Promisingly, Nigeria plans to allow electronic voting and electronic transmission of election results. That is, if Muhammadu Buhari, the Nigerian president, keeps his promise to assent to amended legislation allowing for the innovation.

Thus like Kenya, Nigeria will also increasingly rely on technology to cut fraud and rigging in upcoming and future elections, setting the stage for wider adoption across the continent. Unfortunately, Uhuru Kenyatta, the president of Kenya, is supporting legislation to revert to the more fraud-prone traditional election methods.

This is a retrogression, one I hope does not succeed.

But just as technology is making living on the continent less tedious, it is also increasing the capabilities of our governments to rule with the fist.

In fact, more African governments will increasingly acquire relatively cheap off-the-shelf online surveillance technologies, with disastrous consequences for democracy, human rights and freedom.

Already, African authorities switch off the internet, block social media and other “unfriendly” websites, for sometimes no other reason than the head of state is in a bad mood, having been irritated by a critical publication, say.

For chats on Whatsapp to emails, African governments have happened on how easy and cheap it is to monitor citizens’ communications anywhere from anywhere.

There are other technological developments on the continent of significance, some for the better, others for the worse, and in a number of cases, for better and worse.

More drones will be deployed across the continent, for instance, delivering blood and medical supplies to hospitals like American firm Zipline does in Rwanda and Ghana.

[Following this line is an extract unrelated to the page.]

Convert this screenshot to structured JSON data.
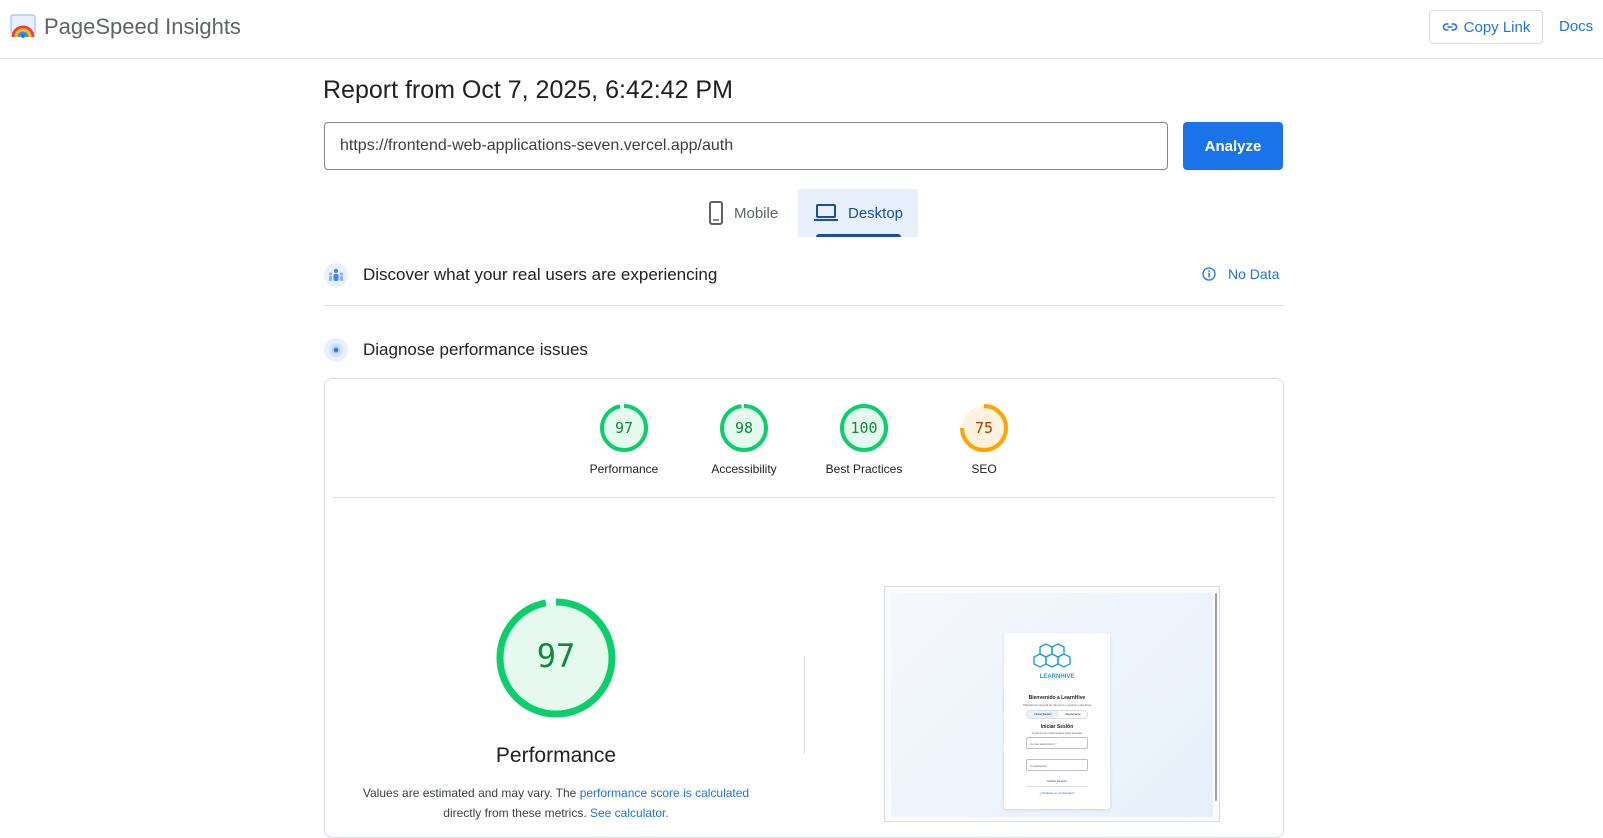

But drones are also now being used to fight wars on the continent, as is the case in the ongoing Ethiopian civil war. Even more alarmingly, terrorists and criminal gangs are also now able to acquire drones for their nefarious purposes.

FinTech is revolutionising payments and credit extension, a boon for financial inclusion. Blockchain technology is opening up myriad opportunities to fix longrunning African infrastructural and public service inadequacies related to trust.

There have been regulatory resistance to some of these innovations, however, most prominently in relation to cryptocurrencies for FinTech. Even so, cryptocurrencies will continue to facilitate easier cross-border payments despite such pushback, from African central banks, for instance.

But for cryptocurrencies, some of Africa’s currently engaged young tech talent with Silicon Valley firms in America and elsewhere in the developed world would have remained in despair, without jobs and a bright future to look forward to in their home countries, where they are now able to work from remotely.

Cryptocurrencies have also stirred African central banks to action, with Nigeria already issuing a central bank digital currency (CBDC). Ghana and South Africa may follow suit with their own CBDCs this year, and perhaps a number of other African countries as well.

Read aslo: African SMEs need credit: FinTech to the rescue? (3)

A wider adoption of blockchain technology for digital IDs and myriad registries will also increasingly be the rage. DNA sequencing of the hitherto marginalised African population is also ascendant, excitingly by American-funded startups and programmes like 54gene in Lagos and the H3Africa Initiative in Cape Town.

5G licenses in Nigeria and auctions of additional internet spectrum in South Africa also raise the prospects of higher quality and wider range of internet services in these key African countries, even as fears about 5G risks remain.

Despite uncertainties in global financial markets, African tech startups are getting significant foreign investor interest. Western-backed Nigerian FinTech firm Flutterwave is now valued at more than US$3bn, after a recent well-subscribed US$250m capital raise.

With success comes scrutiny, however. So, naturally, African governments will increasingly seek to regulate tech. Kenya and Nigeria are already working on legislation to regulate tech startups.

More African governments are also looking to tap the huge revenue potential of the tech sector to boost their strained budgets. There are risks to African tech innovation and growth from this interventionism. Even so, tech will continue to be an enabler of a better quality of life for Africans.